С таким видом, что Дашка возненавидела эти слова. Он будто одаривал ее шубой с царского плеча.
Два года — тысячу немыслимых, сумасшедших, счастливых мгновений — любовь не позволяла им оторваться друг от друга, а они губили ее каждым словом и жестом. Естественная потребность быть понятым и остаться при этом свободным превратилась в навязчивую идею, пока Андрей не попытался быть честным с самим собой. Он знал, что жить с Дашкой невыносимо, слишком разными они были. Он понимал, что без нее жизнь приобретет другие цвета и оттенки. Он не чувствовал в себе ни сил, ни желания менять палитру. Он хотел только одного, и это пришло не внезапно, не вдруг, так было всегда — просыпаться рядом с ней, думать о том, как вместе провести день, кричать на нее, целовать ее, не понимать ее и доказывать ей — именно ей! только ей — свою правоту. Даша была из другого мира, и только содрав в кровь коленки, набив тысячу шишек, сорвав до хрипа голос, Андрей нашел, дозвался ее. Неужели ради того, чтобы сказать, как она ему не нужна?
Он пытался понять ее разумом, и только когда прислушался к сердцу, стало легче. И все, против чего восставало его существо — Дашкина беззаботность, умение ничего не делать и получать от этого удовольствие, нежелание приспосабливаться, какая-то дикая, необузданная неуправляемая жажда жизни, истеричность, нерешительность, кофе в огромных количествах, сто пятая серия «Санта-Барбары», замызганные джинсы с мятой футболкой навыпуск, — все это уместилось в душе Андрея, не оставив ни единого свободного уголка.
— Вам со Степкой надо уехать, — сказал Андрей, собравшись с духом и приготовившись отлеживаться под столом, когда Дашка начнет орать.
Но, вероятно, сегодняшний день был диковинным во всем. Она не повернулась к нему, она не повысила голоса, не сделала страшные глаза.
— Куда? — услышал Андрей спокойный вопрос жены.

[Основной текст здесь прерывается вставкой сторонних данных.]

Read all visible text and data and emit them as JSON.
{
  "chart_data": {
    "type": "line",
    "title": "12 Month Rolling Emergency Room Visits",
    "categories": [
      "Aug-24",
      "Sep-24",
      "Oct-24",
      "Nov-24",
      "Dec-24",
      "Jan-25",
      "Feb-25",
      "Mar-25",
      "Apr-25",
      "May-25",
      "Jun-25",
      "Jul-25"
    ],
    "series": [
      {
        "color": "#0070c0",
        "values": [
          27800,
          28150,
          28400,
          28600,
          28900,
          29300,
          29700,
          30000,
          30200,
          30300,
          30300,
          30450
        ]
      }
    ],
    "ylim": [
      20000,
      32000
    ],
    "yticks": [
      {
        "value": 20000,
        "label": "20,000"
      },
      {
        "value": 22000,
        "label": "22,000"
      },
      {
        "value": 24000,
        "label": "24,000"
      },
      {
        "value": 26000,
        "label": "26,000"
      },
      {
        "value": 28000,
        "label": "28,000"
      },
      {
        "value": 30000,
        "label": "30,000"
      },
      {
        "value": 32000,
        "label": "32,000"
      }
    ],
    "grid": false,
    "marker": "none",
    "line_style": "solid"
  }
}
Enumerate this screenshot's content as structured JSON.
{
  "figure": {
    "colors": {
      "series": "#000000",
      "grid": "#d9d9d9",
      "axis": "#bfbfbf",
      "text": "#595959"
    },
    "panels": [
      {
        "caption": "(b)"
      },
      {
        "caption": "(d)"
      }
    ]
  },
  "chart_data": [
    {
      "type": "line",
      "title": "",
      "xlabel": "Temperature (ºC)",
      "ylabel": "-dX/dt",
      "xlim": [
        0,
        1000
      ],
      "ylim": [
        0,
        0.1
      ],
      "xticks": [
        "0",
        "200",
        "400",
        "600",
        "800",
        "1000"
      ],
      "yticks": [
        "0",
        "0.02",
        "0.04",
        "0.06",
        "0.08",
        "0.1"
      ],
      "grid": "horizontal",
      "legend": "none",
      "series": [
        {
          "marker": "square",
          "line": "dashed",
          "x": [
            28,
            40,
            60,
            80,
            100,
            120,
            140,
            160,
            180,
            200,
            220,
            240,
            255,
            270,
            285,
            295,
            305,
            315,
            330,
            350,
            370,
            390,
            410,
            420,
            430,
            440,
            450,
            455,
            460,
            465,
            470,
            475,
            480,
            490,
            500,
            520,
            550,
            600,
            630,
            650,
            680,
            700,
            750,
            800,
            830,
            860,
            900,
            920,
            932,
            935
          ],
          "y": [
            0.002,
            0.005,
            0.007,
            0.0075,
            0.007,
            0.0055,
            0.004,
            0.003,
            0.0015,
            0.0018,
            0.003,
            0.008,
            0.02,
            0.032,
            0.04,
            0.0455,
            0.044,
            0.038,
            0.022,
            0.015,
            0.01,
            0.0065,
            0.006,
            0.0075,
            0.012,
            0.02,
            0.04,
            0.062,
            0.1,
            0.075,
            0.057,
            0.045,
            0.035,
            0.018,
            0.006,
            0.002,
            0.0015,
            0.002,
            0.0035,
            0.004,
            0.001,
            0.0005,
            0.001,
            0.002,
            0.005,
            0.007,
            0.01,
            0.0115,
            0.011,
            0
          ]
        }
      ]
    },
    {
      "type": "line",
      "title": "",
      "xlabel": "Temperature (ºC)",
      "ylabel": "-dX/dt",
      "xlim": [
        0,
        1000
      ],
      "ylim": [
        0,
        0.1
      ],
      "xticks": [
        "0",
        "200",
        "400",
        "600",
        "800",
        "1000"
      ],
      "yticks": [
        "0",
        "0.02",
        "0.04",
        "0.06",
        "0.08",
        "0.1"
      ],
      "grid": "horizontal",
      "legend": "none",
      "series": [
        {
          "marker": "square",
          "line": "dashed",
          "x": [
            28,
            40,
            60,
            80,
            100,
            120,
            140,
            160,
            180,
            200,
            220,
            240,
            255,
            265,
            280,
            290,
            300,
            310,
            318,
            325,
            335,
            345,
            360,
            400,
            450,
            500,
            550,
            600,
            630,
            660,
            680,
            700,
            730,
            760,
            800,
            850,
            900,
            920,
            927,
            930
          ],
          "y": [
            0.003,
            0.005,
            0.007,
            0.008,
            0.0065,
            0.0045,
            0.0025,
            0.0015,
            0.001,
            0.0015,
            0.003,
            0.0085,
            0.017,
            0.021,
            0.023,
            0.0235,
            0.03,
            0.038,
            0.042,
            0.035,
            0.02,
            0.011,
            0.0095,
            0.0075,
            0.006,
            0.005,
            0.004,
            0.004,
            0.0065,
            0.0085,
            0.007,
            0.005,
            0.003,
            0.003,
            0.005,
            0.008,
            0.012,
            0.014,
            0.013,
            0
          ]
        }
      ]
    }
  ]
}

— Я договорился с Лешкой, — машинально ответил он и отложил ложку. — Что с тобой?
— У?
Она обернулась и смотрела на него сосредоточенно, словно школьница на учителя. С готовностью продолжить рассказ с любого места и без запинки ответить на дополнительные вопросы. У него накопилась их куча, но он мечтал засунуть эту кучу подальше, забыть о ней и молча прижать к себе эту дурочку с умными глазами.
— Чего ты мычишь? Я спросил, что с тобой происходит. Ты какая-то не такая…
— А какая я? Разве ты меня знаешь? — с искренним любопытством воскликнула она.
Ему следовало покаянно опустить голову и зардеться стыдливым румянцем. Ему следовало пойти и утопиться, потому что жить с таким чувством вины невозможно. Ему давно пора было забыть, что у него есть жена — любимая, обиженная им женщина. А он все помнил, черт подери, он помнил! Ее нетерпеливые губы, ее холодные пальцы, ее шумное дыхание у себя на груди. Он, как последний балбес, надеялся воскресить эти воспоминания не только в своей черепной коробке.